A la fin des années 50, les premières procédures d'enquête ont eu lieu en Allemagne sur la base de dénonciations venues de Grèce. A ce jour, plus de 300 cas ont fait l'objet d'investigations parfois très fouillées, mais aucune mise en accusation n'est intervenue : alors que les juges américains avaient encore qualifié les actions de représailles comme « de l'assassinat pur et simple », le procureur allemand a suspendu toutes les procédures au motif que les représailles devaient être considérées comme admissibles au titre de la Convention de La Haye sur la guerre terrestre : les partisans n'ont pas de statut de combattant, leurs actions devaient par conséquent être considérées comme contraires au droit public international et les représailles étaient légales.

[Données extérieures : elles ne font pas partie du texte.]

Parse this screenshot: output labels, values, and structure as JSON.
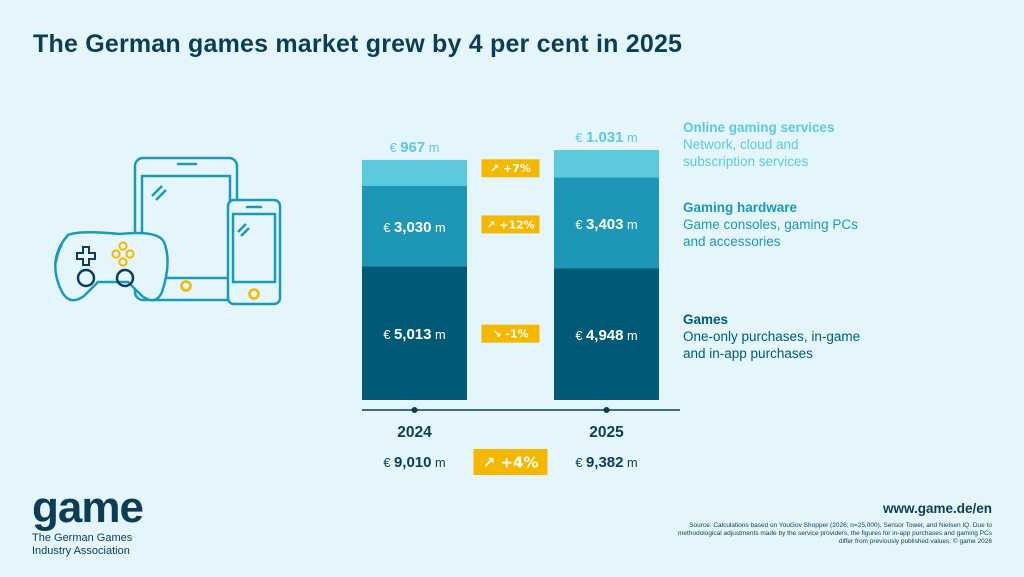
{
  "title": "The German games market grew by 4 per cent in 2025",
  "colors": {
    "background": "#e4f6fb",
    "online": "#5cc9dc",
    "hardware": "#1d97b5",
    "games": "#005a75",
    "badge": "#f5b800",
    "dark_text": "#0b3d55"
  },
  "chart_data": {
    "type": "bar",
    "stacked": true,
    "categories": [
      "2024",
      "2025"
    ],
    "unit_prefix": "€",
    "unit_suffix": "m",
    "series": [
      {
        "name": "Games",
        "description": "One-only purchases, in-game and in-app purchases",
        "values": [
          5013,
          4948
        ],
        "labels": [
          "5,013",
          "4,948"
        ],
        "change": "-1%",
        "direction": "down",
        "color": "#005a75"
      },
      {
        "name": "Gaming hardware",
        "description": "Game consoles, gaming PCs and accessories",
        "values": [
          3030,
          3403
        ],
        "labels": [
          "3,030",
          "3,403"
        ],
        "change": "+12%",
        "direction": "up",
        "color": "#1d97b5"
      },
      {
        "name": "Online gaming services",
        "description": "Network, cloud and subscription services",
        "values": [
          967,
          1031
        ],
        "labels": [
          "967",
          "1.031"
        ],
        "change": "+7%",
        "direction": "up",
        "color": "#5cc9dc"
      }
    ],
    "totals": {
      "values": [
        9010,
        9382
      ],
      "labels": [
        "9,010",
        "9,382"
      ],
      "change": "+4%",
      "direction": "up"
    },
    "ylim": [
      0,
      9382
    ]
  },
  "legend": {
    "online": {
      "title": "Online gaming services",
      "desc_lines": [
        "Network, cloud and",
        "subscription services"
      ]
    },
    "hardware": {
      "title": "Gaming hardware",
      "desc_lines": [
        "Game consoles, gaming PCs",
        "and accessories"
      ]
    },
    "games": {
      "title": "Games",
      "desc_lines": [
        "One-only purchases, in-game",
        "and in-app purchases"
      ]
    }
  },
  "logo": {
    "word": "game",
    "sub": "The German Games Industry Association"
  },
  "url": "www.game.de/en",
  "source": "Source: Calculations based on YouGov Shopper (2026; n=25,000), Sensor Tower, and Nielsen IQ. Due to methodological adjustments made by the service providers, the figures for in-app purchases and gaming PCs differ from previously published values.  © game 2026",
  "icons": [
    "gamepad-icon",
    "tablet-icon",
    "smartphone-icon"
  ]
}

Mais la communauté internationale a malgré tout tiré un enseignement des massacres de milliers d'otages de représailles : le 12 août 1949, l'article 33 de la Convention de Genève déclarait inadmissible toute action de représailles contre la population civile.

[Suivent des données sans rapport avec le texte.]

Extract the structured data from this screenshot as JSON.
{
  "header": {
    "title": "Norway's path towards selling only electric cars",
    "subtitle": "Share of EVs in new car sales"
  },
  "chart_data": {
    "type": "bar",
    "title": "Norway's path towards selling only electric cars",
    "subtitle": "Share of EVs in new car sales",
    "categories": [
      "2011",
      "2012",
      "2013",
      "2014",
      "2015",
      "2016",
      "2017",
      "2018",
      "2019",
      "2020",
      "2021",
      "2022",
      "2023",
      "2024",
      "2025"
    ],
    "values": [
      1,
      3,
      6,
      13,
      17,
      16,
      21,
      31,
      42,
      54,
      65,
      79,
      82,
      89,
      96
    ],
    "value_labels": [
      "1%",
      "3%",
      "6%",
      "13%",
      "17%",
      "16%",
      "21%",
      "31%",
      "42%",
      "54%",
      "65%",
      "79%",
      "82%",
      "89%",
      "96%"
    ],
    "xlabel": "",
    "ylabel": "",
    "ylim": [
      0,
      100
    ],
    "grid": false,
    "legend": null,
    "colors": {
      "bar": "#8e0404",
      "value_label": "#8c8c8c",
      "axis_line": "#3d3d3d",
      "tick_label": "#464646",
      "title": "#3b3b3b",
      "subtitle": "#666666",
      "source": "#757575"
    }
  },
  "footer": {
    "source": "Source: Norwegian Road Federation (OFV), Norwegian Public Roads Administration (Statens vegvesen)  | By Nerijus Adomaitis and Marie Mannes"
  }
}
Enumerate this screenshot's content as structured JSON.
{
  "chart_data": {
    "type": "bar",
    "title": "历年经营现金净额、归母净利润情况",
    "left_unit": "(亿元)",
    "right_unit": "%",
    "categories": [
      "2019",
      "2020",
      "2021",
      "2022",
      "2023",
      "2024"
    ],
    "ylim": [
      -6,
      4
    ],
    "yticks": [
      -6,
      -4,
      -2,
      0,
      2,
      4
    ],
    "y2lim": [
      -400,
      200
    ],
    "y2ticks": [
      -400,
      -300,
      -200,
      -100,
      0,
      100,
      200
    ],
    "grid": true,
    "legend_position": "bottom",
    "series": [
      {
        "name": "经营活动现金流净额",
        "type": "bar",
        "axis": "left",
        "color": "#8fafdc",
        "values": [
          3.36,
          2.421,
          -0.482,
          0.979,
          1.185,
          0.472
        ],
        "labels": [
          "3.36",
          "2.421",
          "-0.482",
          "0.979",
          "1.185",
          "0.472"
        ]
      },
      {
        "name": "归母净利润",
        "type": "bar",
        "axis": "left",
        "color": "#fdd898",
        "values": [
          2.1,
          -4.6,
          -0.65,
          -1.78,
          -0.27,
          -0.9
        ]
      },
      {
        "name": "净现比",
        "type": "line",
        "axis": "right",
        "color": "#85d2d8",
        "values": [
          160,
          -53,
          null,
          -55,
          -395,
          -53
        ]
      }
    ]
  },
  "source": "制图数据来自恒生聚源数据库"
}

Pour les proches des victimes grecques, c'est une maigre consolation. Le résultat est que des milliers de civils grecs ont été abattus, brûlés, pendus ou battus à mort dans des centaines de localités, sans que quiconque ait à en répondre. Lorsque le Président allemand Johannes Rau rendait hommage aux victimes des massacres à Kalavryta en décembre 2000, il dit : « Je ressens en ce lieu une profonde tristesse et une grande honte ». Son geste fut tardif, mais non moins nécessaire.